Her best friend at the new facility is a 90-year old dynamo that calls everyone else 'boring' and drink martinis before noon. My mom drives her to appointments and thinks she's a hoot. She started dinner parties on her hall and is taking advantage of all the trips and events the community has to offer.

The change I have seen in her the past 2 years has been amazing. Total life goals--and keep living your best life until the end...what's the alternative? as she likes to say.


^ oh she mowed her own lawn, gardened, daily walks and she works out. She said people must think she's a crazy lady because she is always outside walking the grounds. Use it or lose it!!
Anonymous
Exercise and a decent diet.
Anonymous
Exercise. Stay busy. Socialize.
Anonymous
They work until they are 70-80 even if they sell seashells by the seashore.

They exercise, eat healthy, have friends and laugh a lot…. But they also work.

The reality is they don’t 100% retire early.
Anonymous
I visit my mother in assisted living. One of the women with the strongest movement and ability to walk took dance and other classes way back to build her strength.

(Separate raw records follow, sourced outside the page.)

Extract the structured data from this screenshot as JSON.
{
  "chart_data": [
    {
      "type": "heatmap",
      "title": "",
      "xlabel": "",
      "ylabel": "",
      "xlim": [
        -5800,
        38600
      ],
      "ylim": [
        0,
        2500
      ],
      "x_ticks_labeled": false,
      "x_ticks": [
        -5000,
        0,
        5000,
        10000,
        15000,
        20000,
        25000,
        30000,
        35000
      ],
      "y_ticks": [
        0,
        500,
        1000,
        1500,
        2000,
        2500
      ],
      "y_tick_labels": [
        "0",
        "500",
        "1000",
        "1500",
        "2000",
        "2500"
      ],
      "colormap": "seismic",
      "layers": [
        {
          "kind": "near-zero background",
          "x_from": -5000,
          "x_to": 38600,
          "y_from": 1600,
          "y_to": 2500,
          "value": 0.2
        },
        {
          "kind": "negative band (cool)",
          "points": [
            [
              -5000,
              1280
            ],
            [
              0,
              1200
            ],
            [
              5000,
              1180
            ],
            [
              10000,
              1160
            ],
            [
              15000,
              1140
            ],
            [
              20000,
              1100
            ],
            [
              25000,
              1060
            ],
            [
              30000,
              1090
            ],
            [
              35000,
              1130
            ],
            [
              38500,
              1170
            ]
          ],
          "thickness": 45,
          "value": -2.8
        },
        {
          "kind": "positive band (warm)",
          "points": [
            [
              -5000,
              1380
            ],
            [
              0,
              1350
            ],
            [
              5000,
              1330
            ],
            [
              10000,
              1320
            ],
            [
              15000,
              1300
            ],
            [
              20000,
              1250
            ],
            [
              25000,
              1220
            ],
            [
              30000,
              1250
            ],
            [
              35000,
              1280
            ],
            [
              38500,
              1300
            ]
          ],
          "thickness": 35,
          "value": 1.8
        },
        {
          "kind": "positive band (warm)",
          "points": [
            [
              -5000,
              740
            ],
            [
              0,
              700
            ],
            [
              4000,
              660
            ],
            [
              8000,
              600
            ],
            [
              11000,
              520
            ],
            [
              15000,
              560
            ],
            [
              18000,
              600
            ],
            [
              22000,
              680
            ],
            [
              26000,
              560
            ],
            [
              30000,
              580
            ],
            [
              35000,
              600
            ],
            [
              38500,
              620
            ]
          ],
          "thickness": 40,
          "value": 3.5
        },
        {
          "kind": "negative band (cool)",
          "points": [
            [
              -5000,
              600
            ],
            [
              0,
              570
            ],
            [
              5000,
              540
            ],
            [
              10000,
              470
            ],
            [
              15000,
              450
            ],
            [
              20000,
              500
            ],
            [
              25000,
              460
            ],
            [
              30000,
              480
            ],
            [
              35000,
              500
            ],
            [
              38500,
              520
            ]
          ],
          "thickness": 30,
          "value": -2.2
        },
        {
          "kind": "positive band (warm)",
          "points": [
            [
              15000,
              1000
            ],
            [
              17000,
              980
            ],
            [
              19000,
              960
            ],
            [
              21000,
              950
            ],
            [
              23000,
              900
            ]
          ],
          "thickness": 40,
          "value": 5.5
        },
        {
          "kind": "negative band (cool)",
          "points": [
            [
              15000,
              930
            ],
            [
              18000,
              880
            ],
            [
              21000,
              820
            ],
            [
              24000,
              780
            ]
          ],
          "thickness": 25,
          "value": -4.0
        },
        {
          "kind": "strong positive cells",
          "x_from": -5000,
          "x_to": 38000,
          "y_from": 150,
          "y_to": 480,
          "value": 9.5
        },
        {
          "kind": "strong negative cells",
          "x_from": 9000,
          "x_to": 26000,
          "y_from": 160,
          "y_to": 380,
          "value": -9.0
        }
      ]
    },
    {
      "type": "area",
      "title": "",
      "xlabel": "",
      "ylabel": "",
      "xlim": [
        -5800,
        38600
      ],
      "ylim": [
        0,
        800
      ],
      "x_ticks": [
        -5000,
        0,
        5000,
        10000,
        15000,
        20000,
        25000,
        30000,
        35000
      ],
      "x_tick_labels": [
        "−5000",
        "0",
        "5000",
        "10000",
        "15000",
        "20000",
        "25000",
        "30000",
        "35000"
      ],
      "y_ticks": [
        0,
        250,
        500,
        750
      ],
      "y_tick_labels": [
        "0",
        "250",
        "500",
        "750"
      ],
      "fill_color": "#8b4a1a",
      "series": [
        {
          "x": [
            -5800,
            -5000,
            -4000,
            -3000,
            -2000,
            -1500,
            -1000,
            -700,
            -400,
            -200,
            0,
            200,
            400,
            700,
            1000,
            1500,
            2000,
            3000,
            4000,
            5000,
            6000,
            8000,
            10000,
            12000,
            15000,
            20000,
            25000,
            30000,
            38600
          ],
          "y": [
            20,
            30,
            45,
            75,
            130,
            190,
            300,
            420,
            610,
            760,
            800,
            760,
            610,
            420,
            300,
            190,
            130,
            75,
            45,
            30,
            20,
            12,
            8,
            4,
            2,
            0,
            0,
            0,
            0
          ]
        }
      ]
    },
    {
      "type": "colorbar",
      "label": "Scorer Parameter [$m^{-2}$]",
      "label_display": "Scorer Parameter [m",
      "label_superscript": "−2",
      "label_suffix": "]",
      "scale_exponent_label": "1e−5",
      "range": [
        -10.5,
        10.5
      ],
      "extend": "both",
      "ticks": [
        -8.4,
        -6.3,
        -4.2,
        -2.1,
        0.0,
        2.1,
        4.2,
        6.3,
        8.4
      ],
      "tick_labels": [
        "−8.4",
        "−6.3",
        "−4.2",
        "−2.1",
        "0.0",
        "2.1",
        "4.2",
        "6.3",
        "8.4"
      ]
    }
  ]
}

You can tell from her straight posture and the fluidity of her movement that she has exercised.

My mother hates exercise and loves to eat sugar. She’s not in terrible shape for her age but she has to use a walker. I order physical therapy for her because she will do the exercises with someone there. To her credit, she claims to take walks so that could help too if she is being truthful.




Anonymous
Exercise, spend time with diverse ages, continue trying new things.

My mom is an older professor and spends a lot of time with undergrads and grad students - she approaches everything with such curiosity and willingness to learn new things and she's pretty hip! She's always going to try some new restaurant her students told her about or attending cultural events with friends. She gets us to go shopping with her, asks for styling advice, and exercises every day (bikes, hikes, runs, walks, does yoga). She's only in her late 60s now but I compare her to my MIL and they are the precursors to the women you are describing. My MIL is lovely but she moves very slowly, doesn't exercise at all - she'll drive 4-5 blocks to pick up milk at the store - and spends too much time on Facebook getting fed conspiracy theories, misinformation and old lady groupthink.
Anonymous
Anonymous wrote:
Anonymous wrote:Are you cool now?



LOL. I'm not OP but I'll never be cool. I do hope I can be at least healthy, active, and somewhat vibrant.


I mean it's sort of like how Heidi Klum was talking about people saying they didn't understand how to be thin and fit post-baby and she was like "well, what were you like before?"

It sounds like this lady has been with it for a lifetime....
Anonymous
If you're not that now, you will not magically become that person at 80.